A la fin des années 60, il y eut en Europe et sur les autres continents une poussée révolutionnaire générale. Elle pensa pouvoir faire naitre un monde
libéré de l'exploitation et de la misère. En finir avec ces maux du capitalisme semblait à portée de main. Combattre les rapports économiques et
politiques, sociaux, bref humains, que génère l'inégalité de l'ordre impérialiste exigeait un engagement total et immédiat. 

Au cours des années 70 et 80, naissaient en Europe même de nombreuses organisations armées. Attaquant les responsables, les centres de
décision, ..., elles perpétraient des attentats contre les organisateurs de cette inégalitaire société du spectacle où les chiffres se télescopent.
Considérée en termes de produit industriel brut, la richesse mondiale a doublé en 20 ans; depuis 1960, le cinquième des habitants les plus démunis
est devenu 60 fois plus pauvre que le cinquième le plus prospère. Et ce ne sont que quelques chiffres parmi beaucoup d'autres qui rendent compte du
décalage croissant entre d'un côté une bourgeoisie monopoliste toujours plus prospère et agressive, de l'autre, un prolétariat dont les conditions de
vie ne cesse de se dégrader dans le même mouvement où sa force de travail est vendue à l'échelle mondiale. 

Dès le milieu des années 70, face à la crise généralisée du mode d'accumulation fordiste, face au développement de la lutte armée, les Etats de la
future Union Européenne renforçaient leurs appareils de répression. L'intégration de ces appareils à la machinerie complexe de la contre-révolution
préventive fut ainsi l'une des marques constitutive de l'Union Européenne en formation. L'espace judiciaire européen permettait d'aligner vers le bas
la défense des militants emprisonnés. A partir du laboratoire européen en matière d'isolement total qu'avait été la R.F.A. dès le début des années 70,
cette méthode de destruction était exportée dans les autres pays. En Italie, en R.F.A., en Espagne, en France, diverses lois et mesures d'exception
permettaient de juger les militants dans des conditions bafouant les principes démocratiques dont se prévalent ces Etats, tortures, accusations
montées de toute pièces, droits de la défense réduits à la portion congrue. 

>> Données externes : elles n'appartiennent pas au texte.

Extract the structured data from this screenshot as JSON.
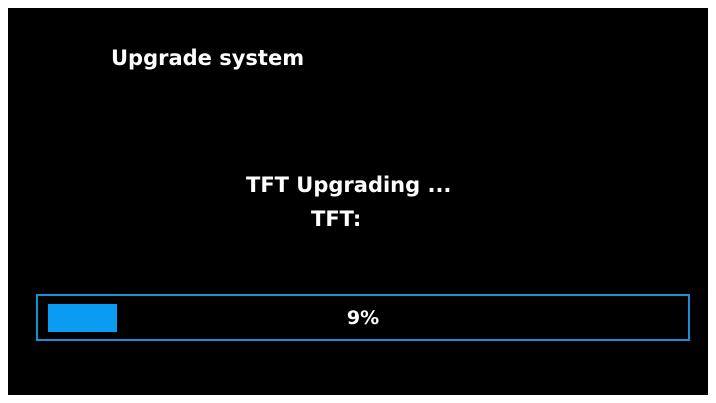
{
  "screen": {
    "title": "Upgrade system",
    "status_text": "TFT Upgrading ...",
    "detail_text": "TFT:"
  },
  "progress": {
    "percent": 9,
    "label": "9%",
    "fill_color": "#0a9cf0",
    "border_color": "#1a8fd6"
  }
}
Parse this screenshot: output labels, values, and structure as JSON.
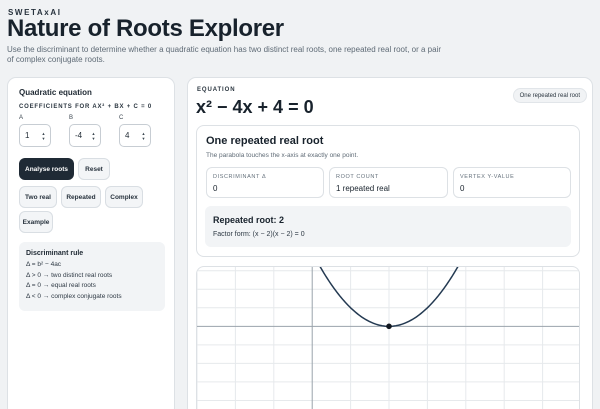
{
  "brand": "SWETAxAI",
  "title": "Nature of Roots Explorer",
  "subtitle": "Use the discriminant to determine whether a quadratic equation has two distinct real roots, one repeated real root, or a pair of complex conjugate roots.",
  "left": {
    "heading": "Quadratic equation",
    "coef_label": "COEFFICIENTS FOR AX² + BX + C = 0",
    "fields": [
      {
        "label": "A",
        "value": "1"
      },
      {
        "label": "B",
        "value": "-4"
      },
      {
        "label": "C",
        "value": "4"
      }
    ],
    "analyse_label": "Analyse roots",
    "reset_label": "Reset",
    "presets": [
      "Two real",
      "Repeated",
      "Complex",
      "Example"
    ],
    "rule": {
      "title": "Discriminant rule",
      "lines": [
        "Δ = b² − 4ac",
        "Δ > 0 → two distinct real roots",
        "Δ = 0 → equal real roots",
        "Δ < 0 → complex conjugate roots"
      ]
    }
  },
  "right": {
    "eq_label": "EQUATION",
    "equation": "x² − 4x + 4 = 0",
    "badge": "One repeated real root",
    "result_title": "One repeated real root",
    "result_desc": "The parabola touches the x-axis at exactly one point.",
    "metrics": [
      {
        "label": "DISCRIMINANT Δ",
        "value": "0"
      },
      {
        "label": "ROOT COUNT",
        "value": "1 repeated real"
      },
      {
        "label": "VERTEX Y-VALUE",
        "value": "0"
      }
    ],
    "root_title": "Repeated root: 2",
    "root_factor": "Factor form: (x − 2)(x − 2) = 0"
  },
  "colors": {
    "accent_dark": "#1f2a35",
    "curve": "#243a52",
    "grid": "#e6e9ec",
    "axis": "#9aa3ab"
  },
  "icons": {
    "spinner": "up-down-arrows"
  },
  "chart_data": {
    "type": "line",
    "function": "y = x^2 - 4x + 4",
    "x": [
      -0.2,
      0,
      0.5,
      1,
      1.5,
      2,
      2.5,
      3,
      3.5,
      4,
      4.2
    ],
    "y": [
      4.84,
      4,
      2.25,
      1,
      0.25,
      0,
      0.25,
      1,
      2.25,
      4,
      4.84
    ],
    "xlim": [
      -3,
      7
    ],
    "ylim": [
      -5,
      3.2
    ],
    "marked_point": {
      "x": 2,
      "y": 0
    },
    "grid": true,
    "title": "",
    "xlabel": "",
    "ylabel": ""
  }
}
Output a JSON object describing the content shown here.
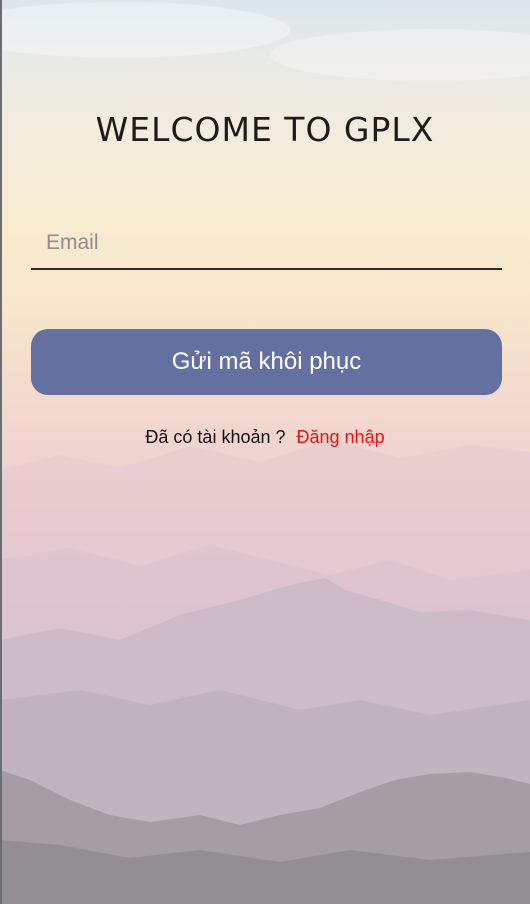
{
  "header": {
    "title": "WELCOME TO GPLX"
  },
  "form": {
    "email_placeholder": "Email",
    "email_value": "",
    "submit_label": "Gửi mã khôi phục"
  },
  "footer": {
    "prompt": "Đã có tài khoản ?",
    "login_link": "Đăng nhập"
  },
  "colors": {
    "button": "#6470a0",
    "link": "#ee1111",
    "title": "#1c1c1c"
  }
}
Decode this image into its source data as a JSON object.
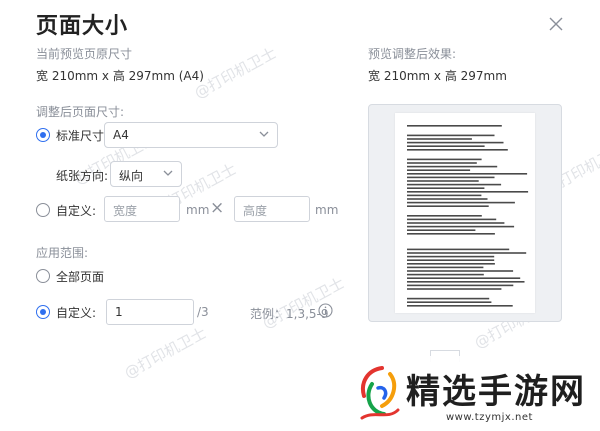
{
  "dialog": {
    "title": "页面大小"
  },
  "current": {
    "label": "当前预览页原尺寸",
    "size": "宽 210mm x 高 297mm (A4)"
  },
  "adjusted_preview": {
    "label": "预览调整后效果:",
    "size": "宽 210mm x 高 297mm"
  },
  "adjust": {
    "label": "调整后页面尺寸:",
    "standard_label": "标准尺寸:",
    "standard_value": "A4",
    "orientation_label": "纸张方向:",
    "orientation_value": "纵向",
    "custom_label": "自定义:",
    "width_placeholder": "宽度",
    "height_placeholder": "高度",
    "unit": "mm",
    "times": "×"
  },
  "scope": {
    "label": "应用范围:",
    "all_pages_label": "全部页面",
    "custom_label": "自定义:",
    "custom_value": "1",
    "total_pages": "/3",
    "example": "范例：1,3,5-9"
  },
  "watermark_text": "@打印机卫士",
  "brand": {
    "title": "精选手游网",
    "url": "www.tzymjx.net"
  },
  "colors": {
    "accent": "#2f6fef",
    "border": "#cfd3da",
    "muted": "#8a8f99"
  }
}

En criminalisant les mouvements révolutionnaires, c'était l'idée même d'oser penser concrètement la révolution qu'il fallait faire taire. Pour
alimenter le spectacle "démocratique" l'opposition intégrée au système suffisait amplement. Les sentences de prison à vie tombaient par centaines.
Aujourd'hui, si certains prisonniers ont été libérés suite à des aménagements de peine, les autres supportent toujours des conditions différenciées de
détention. La répression féroce des années 80 assume un poids bien actuel sur les luttes, même si elle est tue et niée. Et c'est ce poids que vous
contribuez à soulever alors même que la guerre en cours dans les Balkans dessine l'avenir d'un monde assujetti à l'ordre impérialiste. L'horreur des
tueries causées par les bombardements de l'OTAN et les massacres interethniques rythmés par les différents partis chauvins d'ex-Yougoslavie
s'imposent à nous tous comme la réalité de cette fin de millénaire. Ils font échos aux dizaines de conflits en Afrique, en Asie, au Proche Orient, ...
Ils font échos aux millions de réfugiés traînant leur exil dans un nouvel esclavage "flexible" et aux millions de morts "pour rien" si ce n'est les
intérêts d'un clan ou d'un autre dans la vente des richesses sociales d'une région au nouveau colonialisme de la triade USA-Union Européenne-Japon.
Que les intérêts géo-stratégiques des impérialistes ne se déclinent plus en termes de conquêtes du territoire mais comme des zones d'influence où les
flux du marché global peuvent librement circuler change certes la nature de cette "recolonisation". Mais l'important, pour nous, vous qui êtes
rassemblés ici et nous derrière les murs de nos prisons, c'est la signification de cette guerre pour ceux et celles n'en voulant pas. Ainsi est important
ce que cette guerre nous dit sur le mélange explosif entre unanimisme de la "communauté internationale" des possédants et concurrence accrue
inter-impérialiste qui y anime la tendance à la guerre. Et le fait que Milosevic soit le bourreau que l'on sait ne change rien à l'affaire. 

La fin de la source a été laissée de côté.